Le mirabilia di Carla Riccoboni
Carla Riccoboni possiede l’arte della meraviglia. Silenziosa, misteriosa, densa. Mai opulenta o troppo evidente. Men che meno noiosa o ripetitiva. I suoi oggetti sono mirabilia in quanto si fanno mirare, prestandosi a sguardi multipli, per poi svelare, a ogni nuovo sguardo, dettagli inediti: una piccola incisione che diventa geometria, un chiaroscuro che trasforma la materia in colore, segni che si inseguono tenaci in texture modulari. Carla ci lascia credere che ciò sia casuale, facile, finanche spontaneo. Non è cosi. Ogni suo pezzo cristallizza sforzi enormi, di progetto come di realizzazione. E’ il frutto di un percorso lungo e accidentato, la immagino affaticata al tavolo da lavoro che sospira, indugia, in un continuo rimando di mani e occhi, finchè non raggiunge esattamente ciò che cercava. L’armonia.
Come spesso accade autore e opere si assomigliano. Carla è una donna minuziosa e operosa, poco incline al mélo e all’auto celebrazione. Di un’eleganza misurata e pacata, stupisce per il rigore della sua ricerca, indomita, che qui diviene componente etica secondo il principio –purtroppo poco applicato nel gioiello italiano contemporaneo- che la ricerca porta innovazione e quindi vantaggio competitivo per le imprese. Carla Riccoboni è, infatti, una progettista che trae spunti progettuali dal vincolo produttivo.

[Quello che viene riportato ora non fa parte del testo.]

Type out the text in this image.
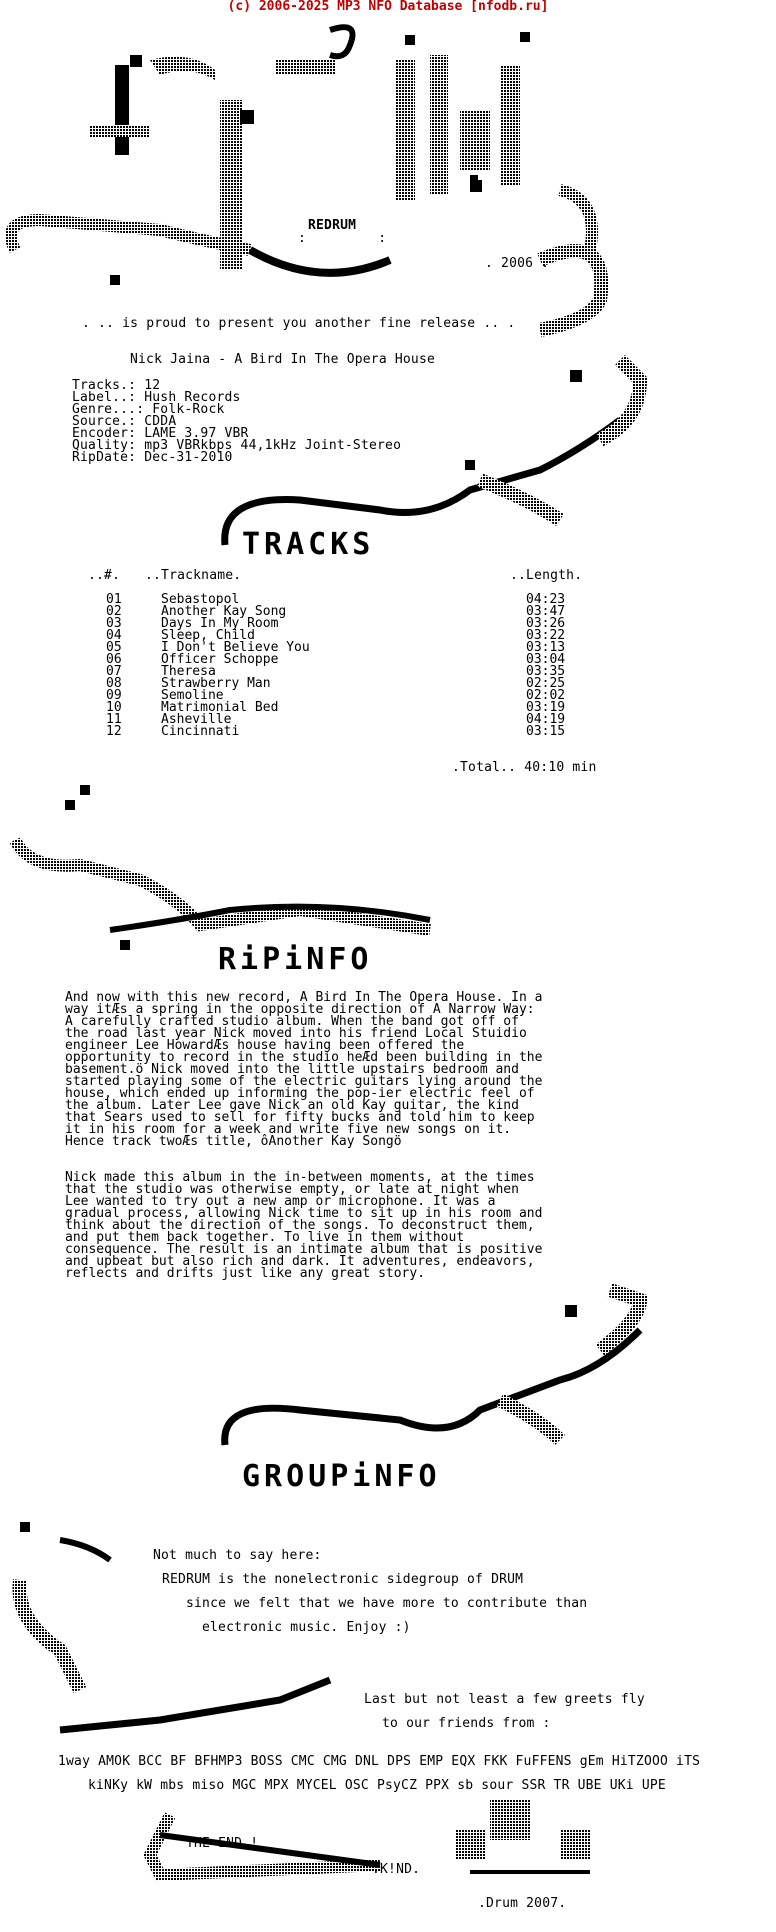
(c) 2006-2025 MP3 NFO Database [nfodb.ru]
REDRUM
:         :
. 2006 .
. .. is proud to present you another fine release .. .
Nick Jaina - A Bird In The Opera House
Tracks.: 12
Label..: Hush Records
Genre...: Folk-Rock
Source.: CDDA
Encoder: LAME 3.97 VBR
Quality: mp3 VBRkbps 44,1kHz Joint-Stereo
RipDate: Dec-31-2010
TRACKS
..#. ..Trackname.	..Length.
01	Sebastopol	04:23
02	Another Kay Song	03:47
03	Days In My Room	03:26
04	Sleep, Child	03:22
05	I Don't Believe You	03:13
06	Officer Schoppe	03:04
07	Theresa	03:35
08	Strawberry Man	02:25
09	Semoline	02:02
10	Matrimonial Bed	03:19
11	Asheville	04:19
12	Cincinnati	03:15
.Total.. 40:10 min
RiPiNFO
And now with this new record, A Bird In The Opera House. In a way itÆs a spring in the opposite direction of A Narrow Way: A carefully crafted studio album. When the band got off of the road last year Nick moved into his friend Local Stuidio engineer Lee HowardÆs house having been offered the opportunity to record in the studio heÆd been building in the basement.ö Nick moved into the little upstairs bedroom and started playing some of the electric guitars lying around the house, which ended up informing the pop-ier electric feel of the album. Later Lee gave Nick an old Kay guitar, the kind that Sears used to sell for fifty bucks and told him to keep it in his room for a week and write five new songs on it. Hence track twoÆs title, ôAnother Kay Songö
Nick made this album in the in-between moments, at the times that the studio was otherwise empty, or late at night when Lee wanted to try out a new amp or microphone. It was a gradual process, allowing Nick time to sit up in his room and think about the direction of the songs. To deconstruct them, and put them back together. To live in them without consequence. The result is an intimate album that is positive and upbeat but also rich and dark. It adventures, endeavors, reflects and drifts just like any great story.
GROUPiNFO
Not much to say here:
REDRUM is the nonelectronic sidegroup of DRUM
since we felt that we have more to contribute than
electronic music. Enjoy :)
Last but not least a few greets fly
to our friends from :
1way AMOK BCC BF BFHMP3 BOSS CMC CMG DNL DPS EMP EQX FKK FuFFENS gEm HiTZOOO iTS
kiNKy kW mbs miso MGC MPX MYCEL OSC PsyCZ PPX sb sour SSR TR UBE UKi UPE
THE END !
.K!ND.
.Drum 2007.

Fin dai primi lavori degli anni Settanta, la Riccoboni appare più incline al superamento delle geometrie meccaniche che ai virtuosismi scultorei del gioiello d’artista. Del resto sono gli anni in cui si va definendo il crinale tra designer e artista, e, come scrive Bruno Munari nel 1971, “L’artista romantico- che una volta si ubriacava e oggi si droga- esiste sempre, al pari del designer esageratamente logico che vuole giustificare tutto quello che fa con ragioni a volte forzate”. Con la consueta ironia Munari fissava i confini dell’artista da quelli del designer, distinguendone non solo il cotè ma anche gli ambiti di riferimento. Ne risultava un identikit tuttora attuale, nonostante siano passati 37 anni e sia l’arte che il design abbiano subito radicali slittamenti di contesto e di senso. Per Munari l’artista lavora per se stesso o per una ristretta élite mentre il designer lavora in gruppo per l’intera comunità allo scopo di migliorarne la produzione sia estetica che pratica. L’artista ha una visione individualistica del mondo e un suo stile personale che visualizza in opere uniche laddove il designer non si occupa di pezzi unici e non ha categorie artistiche entro le quali catalogare la sua produzione. Che si condividano o meno le osservazioni di Munari è innegabile che arte e design siano due ambiti distinti, nonostante l’art-design tenda oggi ad assimilarli. Se, infatti, il design è storicamente legato all’utilità, alla corrispondenza, che, da Vitruvio in avanti, si stabilisce tra un oggetto e la sua destinazione d’uso –ornare, emozionare e divertire inclusi- , l’arte è, al contrario, libera da finalità pratiche, dovendo soddisfare piuttosto un’ambizione culturale o estetica. Nondimeno il design rappresenta una metodologia per recuperare materiali e tecniche delle eccellenze territoriali trasferendo il passato nel futuro e la perizia artigiana nella cultura industriale.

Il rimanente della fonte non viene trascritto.